Par Rachid Boufous
Dans ce sens, on me propose d’animer des séminaires à destination de ce groupe dans les domaines liés à civilisation, l’identité marocaine, les origines de l'écriture ou la femme dans l'histoire…
C’est un très beau challenge, d’autant plus que cela exige un réel travail de préparation et de documentation. Cela fait sortir les gens de leurs spécialités d’origine et démontre que l’on peut maîtriser un sujet qui est loin de sa formation de base.
Le premier cours devait se dérouler ce vendredi à 9h du matin.
On m’a donc proposé de passer la nuit au campus de l’université, l’occasion de découvrir les lieux pour la première fois, d’autant plus que je venais de Rabat.

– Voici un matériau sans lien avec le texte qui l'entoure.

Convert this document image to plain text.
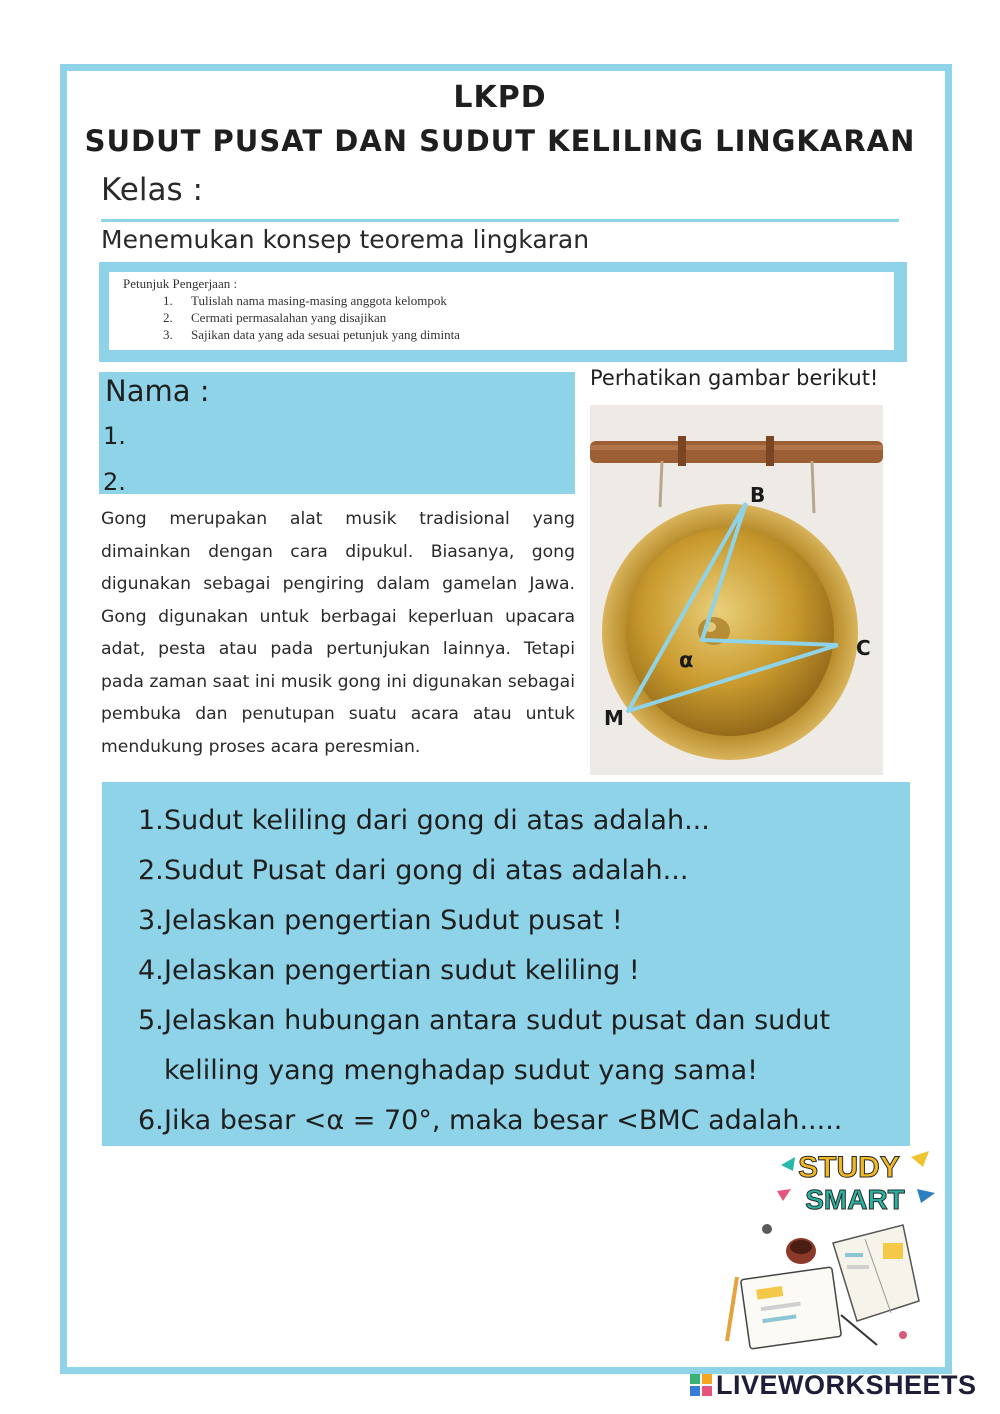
LKPD
SUDUT PUSAT DAN SUDUT KELILING LINGKARAN
Kelas :
Menemukan konsep teorema lingkaran
Petunjuk Pengerjaan :
1. Tulislah nama masing-masing anggota kelompok
2. Cermati permasalahan yang disajikan
3. Sajikan data yang ada sesuai petunjuk yang diminta
Nama :
1.
2.
Gong merupakan alat musik tradisional yang dimainkan dengan cara dipukul. Biasanya, gong digunakan sebagai pengiring dalam gamelan Jawa. Gong digunakan untuk berbagai keperluan upacara adat, pesta atau pada pertunjukan lainnya. Tetapi pada zaman saat ini musik gong ini digunakan sebagai pembuka dan penutupan suatu acara atau untuk mendukung proses acara peresmian.
Perhatikan gambar berikut!
B
C
M
α
1. Sudut keliling dari gong di atas adalah...
2. Sudut Pusat dari gong di atas adalah...
3. Jelaskan pengertian Sudut pusat !
4. Jelaskan pengertian sudut keliling !
5. Jelaskan hubungan antara sudut pusat dan sudut keliling yang menghadap sudut yang sama!
6. Jika besar <α = 70°, maka besar <BMC adalah.....
STUDY
SMART
LIVEWORKSHEETS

Je n’avais pas mis les pieds à Benguerir depuis plus de quarante ans, quand la route nationale était encore le seul lien entre le nord et le sud du Maroc, en passant obligatoirement par cette ville.
À l’époque, Benguerir était célèbre pour ses brochettes et sa Kefta et toutes les familles marocaines s’y arrêtaient à l’aller comme au retour. C’était avant l’autoroute et le bouleversement qui allait être porté au transport dans notre pays.
L’ancien bourg improbable, situé en plein pays Rhamna a grossi un peu dans tous le sens, à l’image de tous les centres émergents, réceptacles des continuelles migrations du monde rural vers l’urbain...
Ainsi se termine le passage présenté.